Post
Topic
Board Politics & Society
Re: People are waking up to the fact that viruses and germ theory are fake.
by
BADecker
on 15/07/2022, 13:29:25 UTC
Lab notebooks are not personal things in cases of importance. Notebooks have 2 basic reasons for existing:
1. So that the researcher can follow his process to duplicate what he did the first time;
2. So that other researchers can follow the process so that they can duplicate the results of the first guy.

Anybody can glance at a writing and say that it was all fake. That's why we need the notebook... so that we can follow the process to get the results. If we can't determine the whole process, the whole operation, because the process is as unclear as your example below, there is no way to know if we are duplicating it properly. And there is no way to know if the process works or not as the report says.

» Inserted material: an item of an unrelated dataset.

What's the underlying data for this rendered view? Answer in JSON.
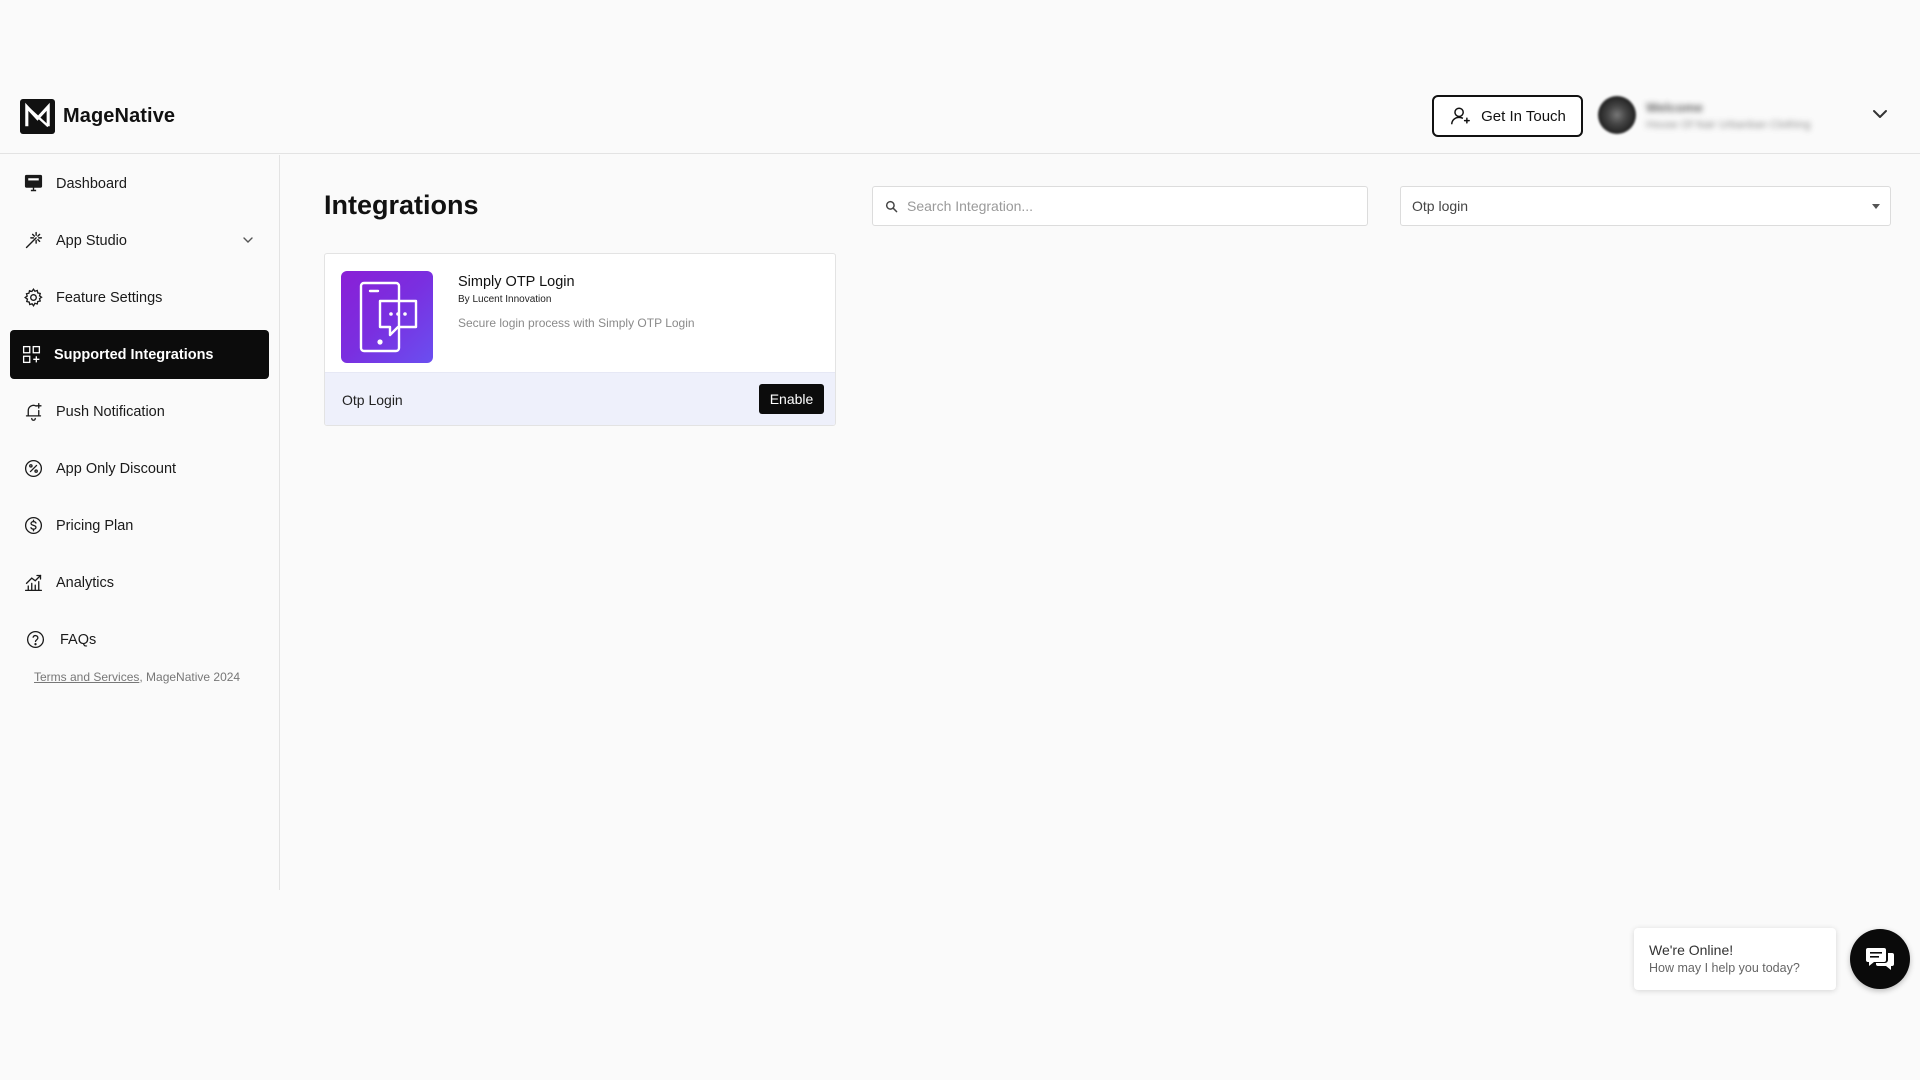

In addition, the notebooks are signed or initialed by the researcher on every page, and the pages are all numbered in order in a bound book-style of notebook, to prove that it was written by the researcher. His name and address are included, so that we know where to contact him for details we don't understand.

You kinda have it backwards. We want proof, not some vague, generalized idea about something.

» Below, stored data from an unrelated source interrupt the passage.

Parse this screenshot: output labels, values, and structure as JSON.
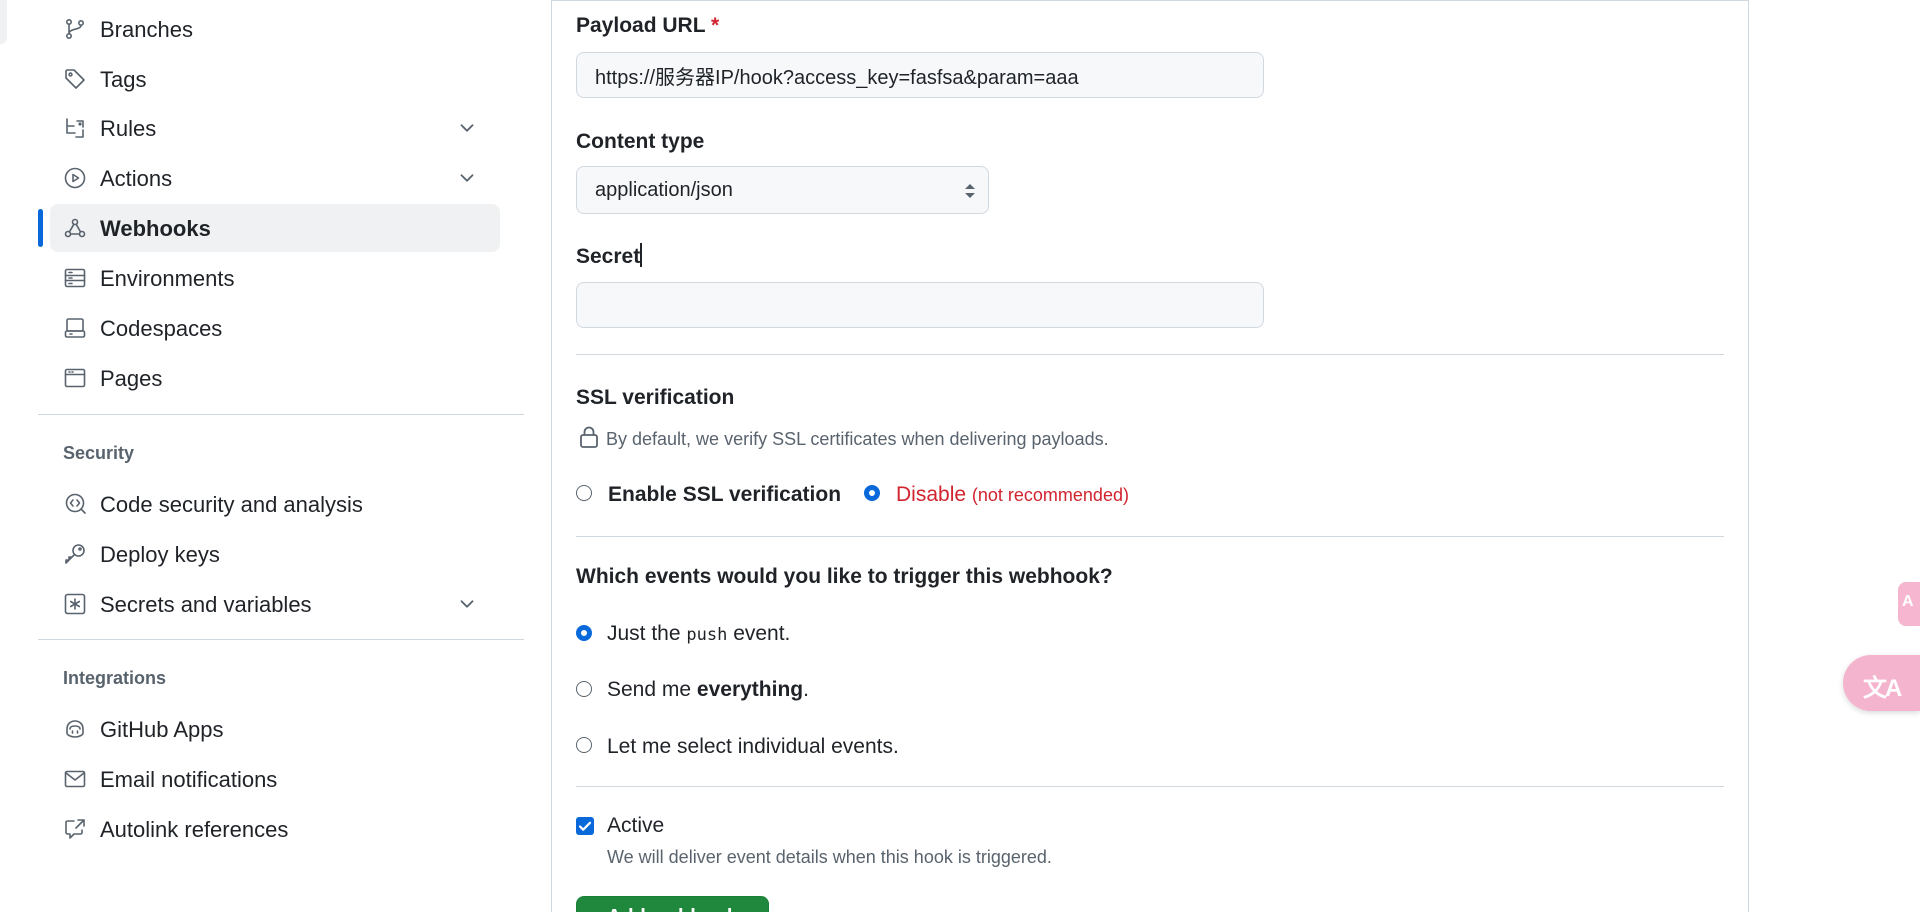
{
  "sidebar": {
    "code_items": [
      {
        "label": "Branches",
        "icon": "git-branch-icon"
      },
      {
        "label": "Tags",
        "icon": "tag-icon"
      },
      {
        "label": "Rules",
        "icon": "rules-icon",
        "expandable": true
      },
      {
        "label": "Actions",
        "icon": "play-icon",
        "expandable": true
      },
      {
        "label": "Webhooks",
        "icon": "webhook-icon",
        "selected": true
      },
      {
        "label": "Environments",
        "icon": "server-icon"
      },
      {
        "label": "Codespaces",
        "icon": "codespaces-icon"
      },
      {
        "label": "Pages",
        "icon": "browser-icon"
      }
    ],
    "security_title": "Security",
    "security_items": [
      {
        "label": "Code security and analysis",
        "icon": "codescan-icon"
      },
      {
        "label": "Deploy keys",
        "icon": "key-icon"
      },
      {
        "label": "Secrets and variables",
        "icon": "asterisk-icon",
        "expandable": true
      }
    ],
    "integrations_title": "Integrations",
    "integrations_items": [
      {
        "label": "GitHub Apps",
        "icon": "copilot-icon"
      },
      {
        "label": "Email notifications",
        "icon": "mail-icon"
      },
      {
        "label": "Autolink references",
        "icon": "cross-reference-icon"
      }
    ]
  },
  "form": {
    "payload_url_label": "Payload URL",
    "required_mark": "*",
    "payload_url_value": "https://服务器IP/hook?access_key=fasfsa&param=aaa",
    "content_type_label": "Content type",
    "content_type_value": "application/json",
    "secret_label": "Secret",
    "secret_value": "",
    "ssl_title": "SSL verification",
    "ssl_note": "By default, we verify SSL certificates when delivering payloads.",
    "ssl_enable_label": "Enable SSL verification",
    "ssl_disable_label": "Disable",
    "ssl_disable_note": "(not recommended)",
    "ssl_selected": "disable",
    "events_title": "Which events would you like to trigger this webhook?",
    "event_push_prefix": "Just the",
    "event_push_code": "push",
    "event_push_suffix": "event.",
    "event_everything_prefix": "Send me",
    "event_everything_strong": "everything",
    "event_everything_suffix": ".",
    "event_individual_label": "Let me select individual events.",
    "events_selected": "push",
    "active_label": "Active",
    "active_checked": true,
    "active_note": "We will deliver event details when this hook is triggered.",
    "add_button_label": "Add webhook"
  },
  "colors": {
    "accent": "#0969da",
    "danger": "#d1242f",
    "primary_button": "#1f883d",
    "translate_widget": "#f5b4ce"
  },
  "translate_widget": {
    "icon": "translate-icon"
  }
}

This "argument" doesn't make any sense at all... unless, perhaps, you simply don't understand what a published scientific paper is?

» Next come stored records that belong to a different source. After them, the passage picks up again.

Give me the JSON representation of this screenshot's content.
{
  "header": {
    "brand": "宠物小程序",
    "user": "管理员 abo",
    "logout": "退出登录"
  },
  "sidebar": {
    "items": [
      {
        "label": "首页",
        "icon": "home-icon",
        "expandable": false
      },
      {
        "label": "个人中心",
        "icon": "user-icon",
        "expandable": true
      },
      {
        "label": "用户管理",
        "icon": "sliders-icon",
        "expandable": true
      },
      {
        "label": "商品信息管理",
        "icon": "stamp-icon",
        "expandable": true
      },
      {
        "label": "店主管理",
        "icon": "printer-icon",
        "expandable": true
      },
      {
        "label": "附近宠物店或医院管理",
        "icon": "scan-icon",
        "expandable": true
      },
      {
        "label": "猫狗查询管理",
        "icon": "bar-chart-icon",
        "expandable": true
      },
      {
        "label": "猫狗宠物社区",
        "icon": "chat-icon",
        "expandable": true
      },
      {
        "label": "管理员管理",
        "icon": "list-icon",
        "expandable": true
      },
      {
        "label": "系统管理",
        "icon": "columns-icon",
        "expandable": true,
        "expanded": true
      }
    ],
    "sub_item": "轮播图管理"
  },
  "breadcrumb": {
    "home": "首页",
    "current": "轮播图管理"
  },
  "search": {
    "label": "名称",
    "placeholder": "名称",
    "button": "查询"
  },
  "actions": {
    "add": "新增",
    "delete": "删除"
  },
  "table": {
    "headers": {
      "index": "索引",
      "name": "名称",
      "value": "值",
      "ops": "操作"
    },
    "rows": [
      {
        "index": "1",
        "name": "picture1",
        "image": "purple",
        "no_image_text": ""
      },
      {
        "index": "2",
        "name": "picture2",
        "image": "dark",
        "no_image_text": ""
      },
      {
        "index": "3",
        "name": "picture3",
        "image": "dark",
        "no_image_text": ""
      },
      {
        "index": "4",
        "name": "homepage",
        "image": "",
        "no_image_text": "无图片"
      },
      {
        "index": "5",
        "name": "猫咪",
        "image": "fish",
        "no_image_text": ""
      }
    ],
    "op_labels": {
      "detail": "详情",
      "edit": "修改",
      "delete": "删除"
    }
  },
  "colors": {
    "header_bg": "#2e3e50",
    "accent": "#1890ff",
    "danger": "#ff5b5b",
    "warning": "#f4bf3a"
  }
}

provides evidence of [...] It appears that

What kind of BS guesswork is being handed to us? And you are falling for it.

Since this report was accepted by the medical as proof without any proof, why should we accept anything that the medical says?


Okay, you may not understand what a scientific paper is, but you definitely don't understand the language of science. Please could you read Salty Spitoon's post above? That should cover it for you.

"It appears that" doesn't mean "Hey, I've had a random unsupported idea: x! Let's go with that!", instead it means something more like "based on everything we've detailed here, the logical conclusion is x".
And I don't know how to respond to your objection to the phrase "provides evidence of"... that goes beyond the language of science, and suggests that you don't understand English.

I completely understand. You are copying the medical, here. You are attempting to turn practical science, and proof, into semantics, just like the medical does.

When the health of a person is on the line, he doesn't want semantics. He wants truth, and semantics isn't truth. Rather, it's a covering up of truth, often with complete lies.

If the truth is "1," all the talk in the world doesn't make the truth to be "2." You can't change the truth just by talking. And in the case of the medical and research reports regarding viruses, all there is, is talk... semantics. It has nothing to do with understanding the medical or scientific languages and their reality in the real world.